Rows in datasets

Hi, all I want to do is return the same dataset but with only the first row left. This doesn't work since the grabbed headers aren't the right data type. How can I alter datasets efficiently?

value is a JsonDataset to PyDataset

image

Search this forum for DatasetBuilder examples.

I'm sorry but... those few lines hurt my brain and soul.

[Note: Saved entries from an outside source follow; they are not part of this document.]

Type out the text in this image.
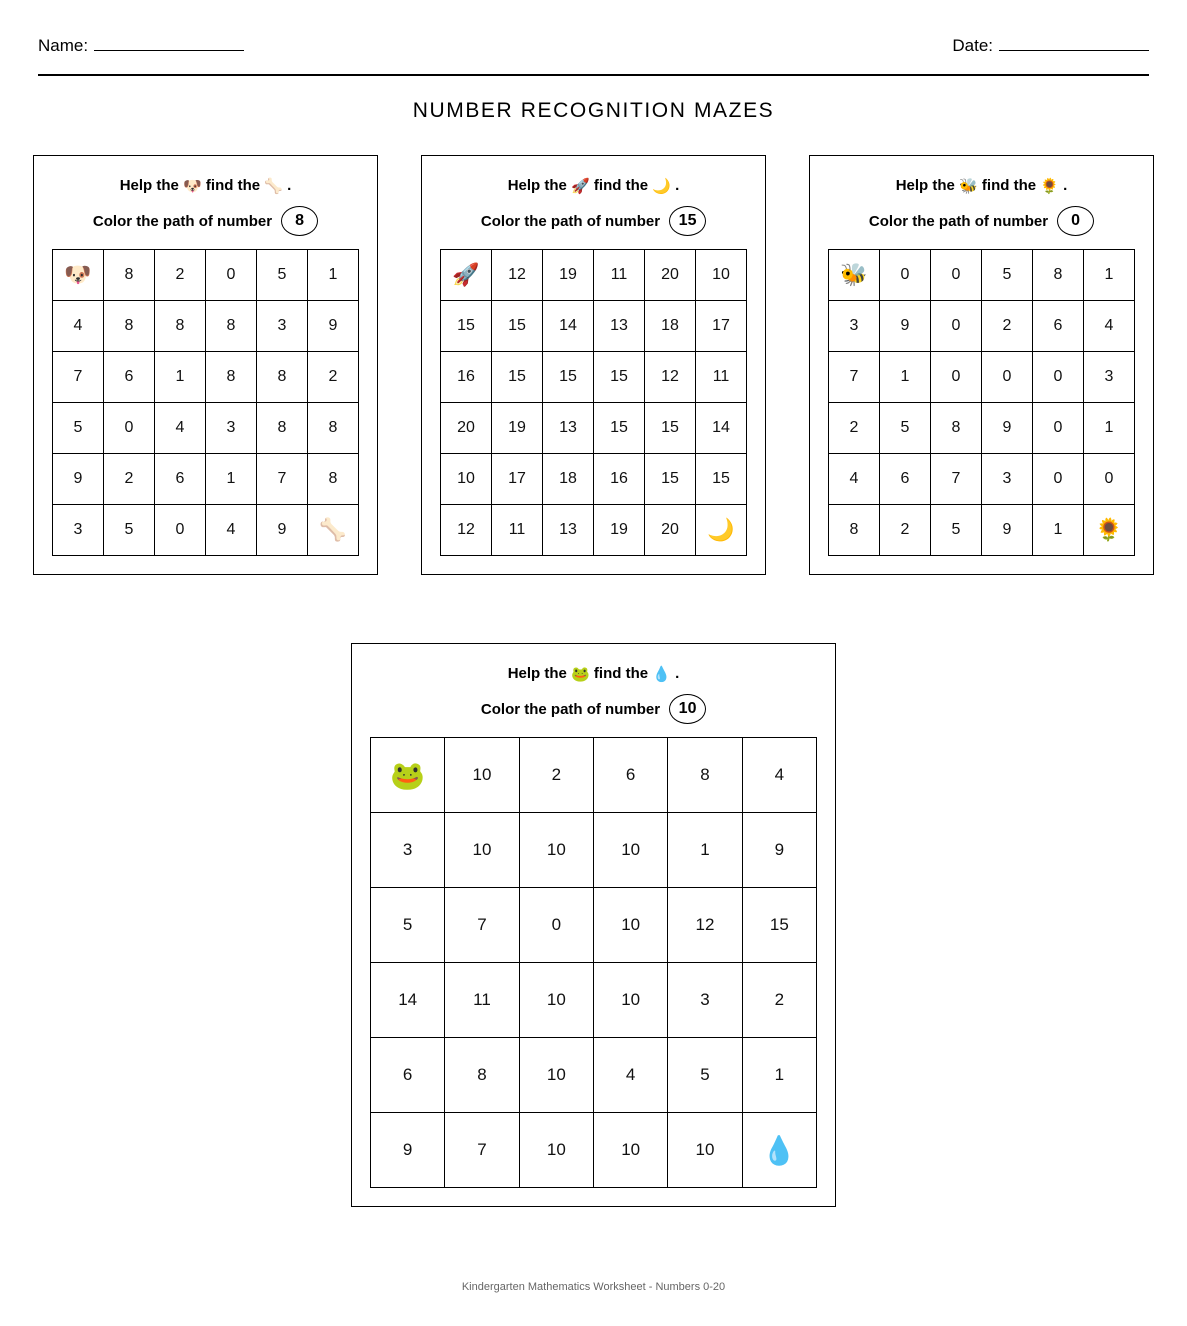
Name:	Date:
NUMBER RECOGNITION MAZES
Help the 🐶 find the 🦴 .
Color the path of number	8
🐶	8	2	0	5	1
4	8	8	8	3	9
7	6	1	8	8	2
5	0	4	3	8	8
9	2	6	1	7	8
3	5	0	4	9	🦴
Help the 🚀 find the 🌙 .
Color the path of number	15
🚀	12	19	11	20	10
15	15	14	13	18	17
16	15	15	15	12	11
20	19	13	15	15	14
10	17	18	16	15	15
12	11	13	19	20	🌙
Help the 🐝 find the 🌻 .
Color the path of number	0
🐝	0	0	5	8	1
3	9	0	2	6	4
7	1	0	0	0	3
2	5	8	9	0	1
4	6	7	3	0	0
8	2	5	9	1	🌻
Help the 🐸 find the 💧 .
Color the path of number	10
🐸	10	2	6	8	4
3	10	10	10	1	9
5	7	0	10	12	15
14	11	10	10	3	2
6	8	10	4	5	1
9	7	10	10	10	💧
Kindergarten Mathematics Worksheet - Numbers 0-20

  • there's an unconditional return in a loop, it's ALWAYS going to return and the following iterations of the loop will never happen
  • it's followed by a break !
  • if the loop was actually looping, you'd be pulling the same headers at every iteration

Concerning the actual problem: The headers you get from getColumnNames are actually not a sequence toDataSet accepts. It boggles my mind, but that's how it is. Cast the whole thing to a list and it will work just fine.
The next problem you'll have is that row is a simple list (well... almost), but it should be a list of lists.

Here's something that should work (can't test it though):

return system.dataset.toDataSet(
    list(value.columnNames),
    [value[0]]
)

Assuming value[0] is in a format toDataSet accepts. Otherwise, cast it to a list as well, I'm pretty sure that works.

5 Likes

The list returned by a dataset's columnNames property is perfectly acceptable to a DatasetBuilder's .colNames() method. Same with a dataset's .columnTypes property and a builder's .colTypes() method. Then you can construct one row as a simple list, and add it to the builder with a single .addRow(). Then .build() and return.

(If you need to be sure column types are transferred, use DatasetBuilder.)